4509 Background: Urothelial carcinoma (UC) is a major cause of mortality with no approved molecularly targeted agents or good treatment options beyond cisplatin-based chemotherapy. Methods: For The Cancer Genome Atlas (TCGA), we profiled muscle-invasive UCs for mutations, DNA copy number variants (CNVs), mRNA and microRNA expression, protein expression and phosphorylation, DNA methylation, transcript splicing, gene fusion, viral integration, pathway perturbation, clinical correlates, and histopathology.
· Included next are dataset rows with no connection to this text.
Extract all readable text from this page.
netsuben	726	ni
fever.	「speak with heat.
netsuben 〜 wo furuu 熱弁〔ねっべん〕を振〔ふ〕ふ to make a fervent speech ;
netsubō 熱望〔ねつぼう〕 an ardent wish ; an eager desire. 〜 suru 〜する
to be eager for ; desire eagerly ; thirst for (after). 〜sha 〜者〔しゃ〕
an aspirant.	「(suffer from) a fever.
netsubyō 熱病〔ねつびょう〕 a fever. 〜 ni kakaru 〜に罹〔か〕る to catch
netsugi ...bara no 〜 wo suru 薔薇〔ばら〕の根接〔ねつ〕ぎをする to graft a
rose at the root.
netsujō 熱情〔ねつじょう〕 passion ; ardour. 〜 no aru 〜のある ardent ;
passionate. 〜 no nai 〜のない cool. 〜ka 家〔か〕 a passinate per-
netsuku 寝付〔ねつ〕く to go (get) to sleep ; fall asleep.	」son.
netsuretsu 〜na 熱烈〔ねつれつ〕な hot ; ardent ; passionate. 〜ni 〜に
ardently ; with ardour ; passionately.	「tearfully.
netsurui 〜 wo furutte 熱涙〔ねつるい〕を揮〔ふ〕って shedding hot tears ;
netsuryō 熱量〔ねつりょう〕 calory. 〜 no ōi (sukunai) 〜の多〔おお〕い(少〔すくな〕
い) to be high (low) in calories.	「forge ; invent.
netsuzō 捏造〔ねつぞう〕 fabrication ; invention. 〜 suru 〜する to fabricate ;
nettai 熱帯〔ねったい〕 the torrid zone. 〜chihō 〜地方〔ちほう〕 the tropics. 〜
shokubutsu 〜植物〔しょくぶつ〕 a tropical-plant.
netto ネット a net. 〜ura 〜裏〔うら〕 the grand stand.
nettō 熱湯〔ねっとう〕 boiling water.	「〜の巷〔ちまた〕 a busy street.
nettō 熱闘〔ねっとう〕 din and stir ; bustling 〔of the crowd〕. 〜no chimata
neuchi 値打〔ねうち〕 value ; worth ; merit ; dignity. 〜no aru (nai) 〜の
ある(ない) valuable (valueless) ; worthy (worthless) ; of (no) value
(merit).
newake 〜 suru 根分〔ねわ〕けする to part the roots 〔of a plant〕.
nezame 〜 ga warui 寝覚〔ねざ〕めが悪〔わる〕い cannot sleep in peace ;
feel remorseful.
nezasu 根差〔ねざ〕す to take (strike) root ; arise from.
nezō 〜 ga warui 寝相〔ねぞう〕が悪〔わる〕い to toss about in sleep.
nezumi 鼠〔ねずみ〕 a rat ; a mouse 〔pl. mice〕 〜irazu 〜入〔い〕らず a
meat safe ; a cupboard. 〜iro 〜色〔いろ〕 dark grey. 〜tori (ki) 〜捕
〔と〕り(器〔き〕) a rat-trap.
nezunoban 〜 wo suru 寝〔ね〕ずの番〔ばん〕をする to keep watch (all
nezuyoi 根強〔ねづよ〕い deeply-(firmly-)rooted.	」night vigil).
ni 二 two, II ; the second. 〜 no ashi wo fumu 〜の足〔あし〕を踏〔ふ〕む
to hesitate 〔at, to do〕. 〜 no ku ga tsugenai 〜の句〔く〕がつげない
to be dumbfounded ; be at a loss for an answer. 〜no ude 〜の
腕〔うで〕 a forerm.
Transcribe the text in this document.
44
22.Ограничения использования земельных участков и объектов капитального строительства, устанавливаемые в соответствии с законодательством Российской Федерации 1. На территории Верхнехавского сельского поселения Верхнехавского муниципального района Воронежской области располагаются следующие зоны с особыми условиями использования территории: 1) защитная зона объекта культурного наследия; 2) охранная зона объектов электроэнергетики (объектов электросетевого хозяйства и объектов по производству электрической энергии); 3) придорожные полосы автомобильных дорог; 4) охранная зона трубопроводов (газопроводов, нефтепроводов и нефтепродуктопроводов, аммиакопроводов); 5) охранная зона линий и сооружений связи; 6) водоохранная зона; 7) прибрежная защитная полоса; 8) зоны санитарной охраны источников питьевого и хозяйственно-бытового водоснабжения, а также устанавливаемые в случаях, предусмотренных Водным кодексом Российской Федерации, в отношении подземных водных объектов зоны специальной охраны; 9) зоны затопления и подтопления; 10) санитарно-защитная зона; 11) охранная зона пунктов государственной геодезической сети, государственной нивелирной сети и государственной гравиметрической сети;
The finding here are based on the first 131 tumors, but >250 more are being processed as of 1/2014. Results: Whole-exome sequencing revealed 29 recurrently mutated genes. Potential therapeutic targets included altered PIK3CA, ERBB2, FGFR3, TSC1, and ERBB3, plus mutated chromatin-regulating genes MLL, MLL2, MLL3, CREBBP, CHD7, SRCAP, ARID1A, KDM6A (UTX), and EP300. There were 27 focal CNVs, including CDKN2A deletion in 47%. Low-pass whole-genome sequencing identified 3 tumors with FGFR3-TACC3 fusions. Viral DNA was found in 6% (CMV, HHV6B, HPV16, BK polyoma), and viral transcripts were identified in 4% (CMV, BK polyoma, HPV16). mRNA-seq showed 4 tumor clusters: (I) papillary morphology, FGFR3 dysregulation. (I and II) high HER2 (ERBB2), estrogen receptor beta signaling signature (like Luminal A breast cancer). (III) similar to basal-like breast and squamous cell head and neck. Integrated analyses confirmed changes in cell cycle regulation (93%), kinase and PI3-K signaling (72%), and epigenetic regulation (histone-modifiers: 89%; SWI/SNF nucleosome remodeling complex: 64%). Recurrent defects in PI3-kinase/AKT/mTOR (42%) and RTK/RAS (44%) pathways may be actionable. Conclusions: This study and others identify druggable targets in UC. FGFR3 is activated by mutation, gene fusion, and overexpression, suggesting trials of FGFR3 inhibitors. PI3-kinase/mTOR/AKT/TSC1 pathway defects are frequent, and mutations in TSC1 suggest trial of mTOR inhibitors. ERBB2 amplifications and activating mutations suggest agents such as trastuzumab, trastuzumab-DM1, lapatinib, and neratinib. The mutations in epigenetic regulatory genes suggest potential for chromatin modifying agents.